En una jornada cargada de simbolismo patriótico, la ciudad de Corrientes recordó este martes el 213° aniversario del Combate de San Lorenzo y el paso a la inmortalidad del Sargento Juan Bautista Cabral.
El acto central, realizado en la emblemática plaza que lleva el nombre del héroe correntino, reunió a autoridades municipales, provinciales y referentes de instituciones sanmartinianas para honrar la memoria de quien diera su vida por el General José de San Martín el 3 de febrero de 1813.
Durante su discurso, el intendente Claudio Polich resaltó que Cabral representa la esencia del compromiso ciudadano. "Fue un soldado que tomó una determinación que cambió el rumbo de la historia. No fue presidente, ni general, ni un político destacado, pero en un momento decisivo su acción fue trascendental", afirmó el jefe comunal, vinculando el sacrificio del prócer con los desafíos de la administración actual.
Valores y gestión ciudadana
Polich instó a emular a los próceres en las acciones cotidianas y trasladó el honor del sargento a la realidad de la ciudad: "Hoy no es necesario portar un sable, sino convicciones y voluntad de seguir administrando bien los recursos para que alcancen para tener una ciudad más ordenada", expresó.
Por su parte, la secretaria General de la Municipalidad, Florencia Ojeda, subrayó la importancia de la presencia institucional en estos actos para "hacer patria cada día" y destacó la mancomunión con el Instituto Sanmartiniano para fortalecer los lazos comunitarios a través de la historia y la cultura.
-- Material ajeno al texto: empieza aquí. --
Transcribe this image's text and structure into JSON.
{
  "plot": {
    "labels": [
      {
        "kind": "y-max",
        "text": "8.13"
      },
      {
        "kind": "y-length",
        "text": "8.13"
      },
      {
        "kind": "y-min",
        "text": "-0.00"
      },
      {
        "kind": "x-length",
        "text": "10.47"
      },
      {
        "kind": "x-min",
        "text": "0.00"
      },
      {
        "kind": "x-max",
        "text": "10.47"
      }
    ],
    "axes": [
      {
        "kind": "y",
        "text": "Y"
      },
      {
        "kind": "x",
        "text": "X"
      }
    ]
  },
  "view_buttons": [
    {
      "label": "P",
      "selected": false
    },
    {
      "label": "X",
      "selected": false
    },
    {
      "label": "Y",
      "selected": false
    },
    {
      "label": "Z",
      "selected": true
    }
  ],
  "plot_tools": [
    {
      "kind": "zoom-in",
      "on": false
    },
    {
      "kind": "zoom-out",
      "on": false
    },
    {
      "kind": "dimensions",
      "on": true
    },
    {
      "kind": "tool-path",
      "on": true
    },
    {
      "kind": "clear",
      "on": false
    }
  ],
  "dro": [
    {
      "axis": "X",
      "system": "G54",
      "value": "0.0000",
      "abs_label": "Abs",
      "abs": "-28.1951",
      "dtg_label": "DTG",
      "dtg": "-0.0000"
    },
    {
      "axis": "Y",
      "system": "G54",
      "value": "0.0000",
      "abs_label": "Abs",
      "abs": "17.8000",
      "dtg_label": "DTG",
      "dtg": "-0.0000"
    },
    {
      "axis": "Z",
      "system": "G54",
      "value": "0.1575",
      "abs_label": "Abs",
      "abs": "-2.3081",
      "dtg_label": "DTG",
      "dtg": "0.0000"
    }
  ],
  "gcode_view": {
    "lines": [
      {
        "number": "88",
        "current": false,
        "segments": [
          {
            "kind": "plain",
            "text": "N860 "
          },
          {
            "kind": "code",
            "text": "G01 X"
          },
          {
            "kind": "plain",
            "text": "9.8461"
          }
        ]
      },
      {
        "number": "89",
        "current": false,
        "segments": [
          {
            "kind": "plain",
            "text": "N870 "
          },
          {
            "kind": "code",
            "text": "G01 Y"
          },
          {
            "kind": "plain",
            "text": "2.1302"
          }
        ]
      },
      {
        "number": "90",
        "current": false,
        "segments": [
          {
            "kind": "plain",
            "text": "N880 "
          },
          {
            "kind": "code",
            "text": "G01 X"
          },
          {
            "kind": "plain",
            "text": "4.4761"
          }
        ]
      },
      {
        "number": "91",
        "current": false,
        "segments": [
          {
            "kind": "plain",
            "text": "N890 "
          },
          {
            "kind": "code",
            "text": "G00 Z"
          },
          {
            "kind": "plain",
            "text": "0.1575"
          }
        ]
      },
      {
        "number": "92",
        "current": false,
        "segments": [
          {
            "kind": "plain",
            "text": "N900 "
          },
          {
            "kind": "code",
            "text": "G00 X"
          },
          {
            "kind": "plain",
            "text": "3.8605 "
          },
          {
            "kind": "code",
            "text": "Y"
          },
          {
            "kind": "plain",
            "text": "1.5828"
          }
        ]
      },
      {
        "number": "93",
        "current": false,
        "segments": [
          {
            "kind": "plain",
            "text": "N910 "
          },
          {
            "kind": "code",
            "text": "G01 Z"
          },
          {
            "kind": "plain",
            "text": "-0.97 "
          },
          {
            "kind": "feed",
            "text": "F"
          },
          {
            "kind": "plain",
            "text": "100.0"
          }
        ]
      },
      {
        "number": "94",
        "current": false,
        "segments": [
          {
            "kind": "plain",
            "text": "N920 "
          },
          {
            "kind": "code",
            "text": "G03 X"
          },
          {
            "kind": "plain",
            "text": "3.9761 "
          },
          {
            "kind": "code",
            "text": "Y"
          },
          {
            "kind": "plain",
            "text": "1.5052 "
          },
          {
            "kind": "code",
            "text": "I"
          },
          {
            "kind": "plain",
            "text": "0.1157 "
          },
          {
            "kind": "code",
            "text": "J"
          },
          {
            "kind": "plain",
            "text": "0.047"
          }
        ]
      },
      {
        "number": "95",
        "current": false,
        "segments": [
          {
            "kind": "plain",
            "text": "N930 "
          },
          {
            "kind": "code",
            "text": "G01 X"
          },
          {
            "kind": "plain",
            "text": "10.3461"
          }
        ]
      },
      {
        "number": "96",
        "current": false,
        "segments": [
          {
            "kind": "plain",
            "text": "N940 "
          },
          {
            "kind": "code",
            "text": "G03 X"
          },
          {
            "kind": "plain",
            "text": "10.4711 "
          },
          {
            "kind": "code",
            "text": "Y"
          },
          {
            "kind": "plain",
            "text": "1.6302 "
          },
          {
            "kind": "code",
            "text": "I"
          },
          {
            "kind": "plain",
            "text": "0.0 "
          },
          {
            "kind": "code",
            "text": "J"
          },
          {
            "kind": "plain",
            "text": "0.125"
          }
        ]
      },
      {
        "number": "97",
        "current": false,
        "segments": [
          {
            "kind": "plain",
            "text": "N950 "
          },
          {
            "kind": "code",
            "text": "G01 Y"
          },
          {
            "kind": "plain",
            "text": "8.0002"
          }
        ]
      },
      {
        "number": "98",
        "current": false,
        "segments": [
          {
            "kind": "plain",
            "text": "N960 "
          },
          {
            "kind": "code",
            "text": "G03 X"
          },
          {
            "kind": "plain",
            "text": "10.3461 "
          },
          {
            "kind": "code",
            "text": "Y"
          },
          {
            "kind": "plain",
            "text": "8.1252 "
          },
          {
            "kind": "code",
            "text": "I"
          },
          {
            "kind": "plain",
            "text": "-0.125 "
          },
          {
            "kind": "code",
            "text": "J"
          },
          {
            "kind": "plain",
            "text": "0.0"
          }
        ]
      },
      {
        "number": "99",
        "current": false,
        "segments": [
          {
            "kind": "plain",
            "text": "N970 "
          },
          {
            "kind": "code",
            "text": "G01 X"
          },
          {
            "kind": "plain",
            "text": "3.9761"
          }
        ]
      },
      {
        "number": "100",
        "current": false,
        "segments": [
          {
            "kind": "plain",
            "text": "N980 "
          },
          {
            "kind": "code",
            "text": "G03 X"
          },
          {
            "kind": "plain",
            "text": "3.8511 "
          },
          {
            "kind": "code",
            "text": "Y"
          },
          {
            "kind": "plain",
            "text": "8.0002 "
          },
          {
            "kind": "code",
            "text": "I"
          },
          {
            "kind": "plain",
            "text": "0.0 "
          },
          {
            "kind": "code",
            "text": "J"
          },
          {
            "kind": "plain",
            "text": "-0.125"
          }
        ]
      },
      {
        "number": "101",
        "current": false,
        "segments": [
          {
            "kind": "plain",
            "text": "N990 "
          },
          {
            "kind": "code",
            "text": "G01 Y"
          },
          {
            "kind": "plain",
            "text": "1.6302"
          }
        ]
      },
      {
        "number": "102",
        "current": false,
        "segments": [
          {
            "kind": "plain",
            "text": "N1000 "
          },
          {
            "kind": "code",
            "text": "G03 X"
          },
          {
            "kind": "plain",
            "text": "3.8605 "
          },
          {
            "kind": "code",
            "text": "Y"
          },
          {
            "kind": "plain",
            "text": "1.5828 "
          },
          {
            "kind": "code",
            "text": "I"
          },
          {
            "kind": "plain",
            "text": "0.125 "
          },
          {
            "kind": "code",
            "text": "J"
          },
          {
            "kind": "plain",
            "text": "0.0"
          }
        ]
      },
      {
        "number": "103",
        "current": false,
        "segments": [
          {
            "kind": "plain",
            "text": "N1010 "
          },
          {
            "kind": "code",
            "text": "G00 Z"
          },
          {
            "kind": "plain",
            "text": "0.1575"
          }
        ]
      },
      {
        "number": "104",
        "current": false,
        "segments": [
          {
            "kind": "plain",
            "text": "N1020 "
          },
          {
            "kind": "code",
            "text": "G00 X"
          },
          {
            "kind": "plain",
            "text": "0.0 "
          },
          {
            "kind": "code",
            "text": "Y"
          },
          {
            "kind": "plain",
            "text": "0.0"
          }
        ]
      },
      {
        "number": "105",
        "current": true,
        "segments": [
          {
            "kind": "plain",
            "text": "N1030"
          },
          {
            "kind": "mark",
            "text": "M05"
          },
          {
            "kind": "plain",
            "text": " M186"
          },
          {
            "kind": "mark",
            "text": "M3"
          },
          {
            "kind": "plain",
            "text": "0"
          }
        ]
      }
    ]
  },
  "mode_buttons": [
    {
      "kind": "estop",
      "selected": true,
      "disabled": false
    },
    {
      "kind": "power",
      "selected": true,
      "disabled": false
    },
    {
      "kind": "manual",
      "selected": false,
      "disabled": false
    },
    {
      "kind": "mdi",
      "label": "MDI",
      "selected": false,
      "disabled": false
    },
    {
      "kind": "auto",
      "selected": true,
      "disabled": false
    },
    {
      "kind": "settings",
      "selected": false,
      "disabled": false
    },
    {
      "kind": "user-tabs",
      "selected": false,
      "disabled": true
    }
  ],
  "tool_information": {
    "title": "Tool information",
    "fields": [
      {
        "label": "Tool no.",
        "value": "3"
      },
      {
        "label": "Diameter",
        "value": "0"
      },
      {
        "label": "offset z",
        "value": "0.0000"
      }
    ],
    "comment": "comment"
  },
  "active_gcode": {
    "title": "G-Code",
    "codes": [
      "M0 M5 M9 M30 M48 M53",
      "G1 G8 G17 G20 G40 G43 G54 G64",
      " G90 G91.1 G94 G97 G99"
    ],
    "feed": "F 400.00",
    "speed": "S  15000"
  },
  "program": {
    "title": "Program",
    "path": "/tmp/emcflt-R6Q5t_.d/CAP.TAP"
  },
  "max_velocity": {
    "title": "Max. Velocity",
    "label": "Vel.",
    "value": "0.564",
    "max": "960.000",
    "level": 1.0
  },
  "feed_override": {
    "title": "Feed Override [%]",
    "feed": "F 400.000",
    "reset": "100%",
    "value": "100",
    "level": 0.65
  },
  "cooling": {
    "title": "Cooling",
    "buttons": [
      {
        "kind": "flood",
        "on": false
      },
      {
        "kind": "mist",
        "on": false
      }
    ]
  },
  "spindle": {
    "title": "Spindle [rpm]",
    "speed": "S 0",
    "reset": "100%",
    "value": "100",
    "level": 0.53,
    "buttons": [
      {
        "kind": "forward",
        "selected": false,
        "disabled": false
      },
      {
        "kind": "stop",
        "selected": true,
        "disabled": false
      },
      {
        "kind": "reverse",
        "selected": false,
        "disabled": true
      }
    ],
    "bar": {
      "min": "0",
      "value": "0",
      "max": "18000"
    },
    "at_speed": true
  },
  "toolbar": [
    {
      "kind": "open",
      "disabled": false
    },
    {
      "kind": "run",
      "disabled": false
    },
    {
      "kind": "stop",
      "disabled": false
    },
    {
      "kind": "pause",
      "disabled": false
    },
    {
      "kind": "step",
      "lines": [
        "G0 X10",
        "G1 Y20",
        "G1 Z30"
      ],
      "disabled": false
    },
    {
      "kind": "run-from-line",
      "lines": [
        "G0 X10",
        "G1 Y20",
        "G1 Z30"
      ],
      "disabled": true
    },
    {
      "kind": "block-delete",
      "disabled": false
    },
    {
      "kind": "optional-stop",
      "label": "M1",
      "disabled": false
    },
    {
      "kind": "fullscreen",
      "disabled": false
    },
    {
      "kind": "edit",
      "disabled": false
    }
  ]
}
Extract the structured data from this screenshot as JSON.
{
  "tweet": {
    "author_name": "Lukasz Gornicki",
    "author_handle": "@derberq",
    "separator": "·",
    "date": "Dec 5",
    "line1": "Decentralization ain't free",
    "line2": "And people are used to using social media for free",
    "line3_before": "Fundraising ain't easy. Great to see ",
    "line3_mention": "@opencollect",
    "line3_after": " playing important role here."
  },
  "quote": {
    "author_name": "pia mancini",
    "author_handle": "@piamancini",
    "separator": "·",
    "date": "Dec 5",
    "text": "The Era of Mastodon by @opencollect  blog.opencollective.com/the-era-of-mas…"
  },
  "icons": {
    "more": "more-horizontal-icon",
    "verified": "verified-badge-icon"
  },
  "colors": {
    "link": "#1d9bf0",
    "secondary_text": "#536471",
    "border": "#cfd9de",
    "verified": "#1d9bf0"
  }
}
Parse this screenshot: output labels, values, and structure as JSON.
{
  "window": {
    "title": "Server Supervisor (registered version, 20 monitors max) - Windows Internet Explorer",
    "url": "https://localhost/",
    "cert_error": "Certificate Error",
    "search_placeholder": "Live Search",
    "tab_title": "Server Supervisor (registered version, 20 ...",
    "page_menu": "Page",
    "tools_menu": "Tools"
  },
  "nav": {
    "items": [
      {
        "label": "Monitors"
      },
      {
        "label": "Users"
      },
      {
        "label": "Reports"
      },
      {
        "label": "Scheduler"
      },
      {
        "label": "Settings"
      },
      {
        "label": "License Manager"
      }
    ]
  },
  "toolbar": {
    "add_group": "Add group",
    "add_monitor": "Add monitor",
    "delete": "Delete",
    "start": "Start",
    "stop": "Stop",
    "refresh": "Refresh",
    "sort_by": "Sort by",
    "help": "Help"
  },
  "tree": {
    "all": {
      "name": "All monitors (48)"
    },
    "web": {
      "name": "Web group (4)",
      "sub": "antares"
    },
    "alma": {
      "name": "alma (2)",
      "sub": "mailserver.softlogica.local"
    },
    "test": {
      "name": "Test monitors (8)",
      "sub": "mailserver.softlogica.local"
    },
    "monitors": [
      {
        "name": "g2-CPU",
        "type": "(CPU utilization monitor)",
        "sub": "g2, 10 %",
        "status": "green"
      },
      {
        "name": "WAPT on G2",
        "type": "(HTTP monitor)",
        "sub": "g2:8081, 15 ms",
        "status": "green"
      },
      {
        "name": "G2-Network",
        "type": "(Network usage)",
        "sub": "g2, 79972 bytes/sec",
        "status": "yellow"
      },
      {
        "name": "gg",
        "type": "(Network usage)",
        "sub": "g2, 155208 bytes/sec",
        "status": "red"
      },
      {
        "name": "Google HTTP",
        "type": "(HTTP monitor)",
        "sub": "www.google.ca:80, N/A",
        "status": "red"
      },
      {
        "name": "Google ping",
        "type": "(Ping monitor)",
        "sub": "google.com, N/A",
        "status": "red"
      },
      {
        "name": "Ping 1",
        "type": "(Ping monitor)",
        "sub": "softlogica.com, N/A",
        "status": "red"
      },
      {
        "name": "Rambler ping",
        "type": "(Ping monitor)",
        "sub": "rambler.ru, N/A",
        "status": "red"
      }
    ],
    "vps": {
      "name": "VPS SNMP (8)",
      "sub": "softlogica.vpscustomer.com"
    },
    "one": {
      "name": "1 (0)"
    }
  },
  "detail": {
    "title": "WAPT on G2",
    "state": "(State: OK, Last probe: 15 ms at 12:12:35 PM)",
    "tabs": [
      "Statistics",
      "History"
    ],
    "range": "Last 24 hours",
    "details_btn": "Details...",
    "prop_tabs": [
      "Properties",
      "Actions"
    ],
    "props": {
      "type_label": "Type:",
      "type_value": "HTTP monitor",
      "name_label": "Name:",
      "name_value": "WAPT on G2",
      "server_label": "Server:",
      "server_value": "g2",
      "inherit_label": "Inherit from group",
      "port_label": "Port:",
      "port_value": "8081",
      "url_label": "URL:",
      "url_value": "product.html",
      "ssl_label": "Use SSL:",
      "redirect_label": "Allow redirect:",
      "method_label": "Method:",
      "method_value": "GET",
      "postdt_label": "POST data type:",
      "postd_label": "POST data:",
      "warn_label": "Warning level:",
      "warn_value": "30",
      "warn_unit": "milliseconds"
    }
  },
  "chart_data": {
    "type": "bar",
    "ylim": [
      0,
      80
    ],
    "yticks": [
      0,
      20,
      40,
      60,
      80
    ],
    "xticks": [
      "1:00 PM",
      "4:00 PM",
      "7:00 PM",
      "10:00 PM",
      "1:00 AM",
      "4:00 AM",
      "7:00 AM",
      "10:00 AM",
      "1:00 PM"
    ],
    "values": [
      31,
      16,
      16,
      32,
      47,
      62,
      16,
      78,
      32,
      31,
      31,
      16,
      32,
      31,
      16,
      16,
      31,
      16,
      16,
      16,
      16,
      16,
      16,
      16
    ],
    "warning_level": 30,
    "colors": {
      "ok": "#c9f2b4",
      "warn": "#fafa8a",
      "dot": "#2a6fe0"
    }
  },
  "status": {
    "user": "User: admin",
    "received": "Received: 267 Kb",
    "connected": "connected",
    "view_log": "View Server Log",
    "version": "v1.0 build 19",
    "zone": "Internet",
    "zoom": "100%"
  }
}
Tradición y heroísmo militar
El jefe de la Guarnición Militar Corrientes, Coronel Osvaldo Díaz Colodrero, también participó de la ceremonia y brindó un emotivo mensaje sobre los valores patrióticos que unen a la ciudadanía con sus fuerzas armadas. "Es fundamental no olvidar a nuestros héroes y las tradiciones que hicieron grande a la Argentina", indicó el jefe militar ante el monumento del soldado nacido en Saladas.
La conmemoración del Combate de San Lorenzo es una de las fechas más caras al sentimiento correntino, ya que representa el bautismo de fuego de los Granaderos a Caballo y el máximo acto de arrojo de un hijo de esta tierra, cuya frase final —"Muero contento, hemos batido al enemigo"— sigue resonando como pilar de la identidad provincial.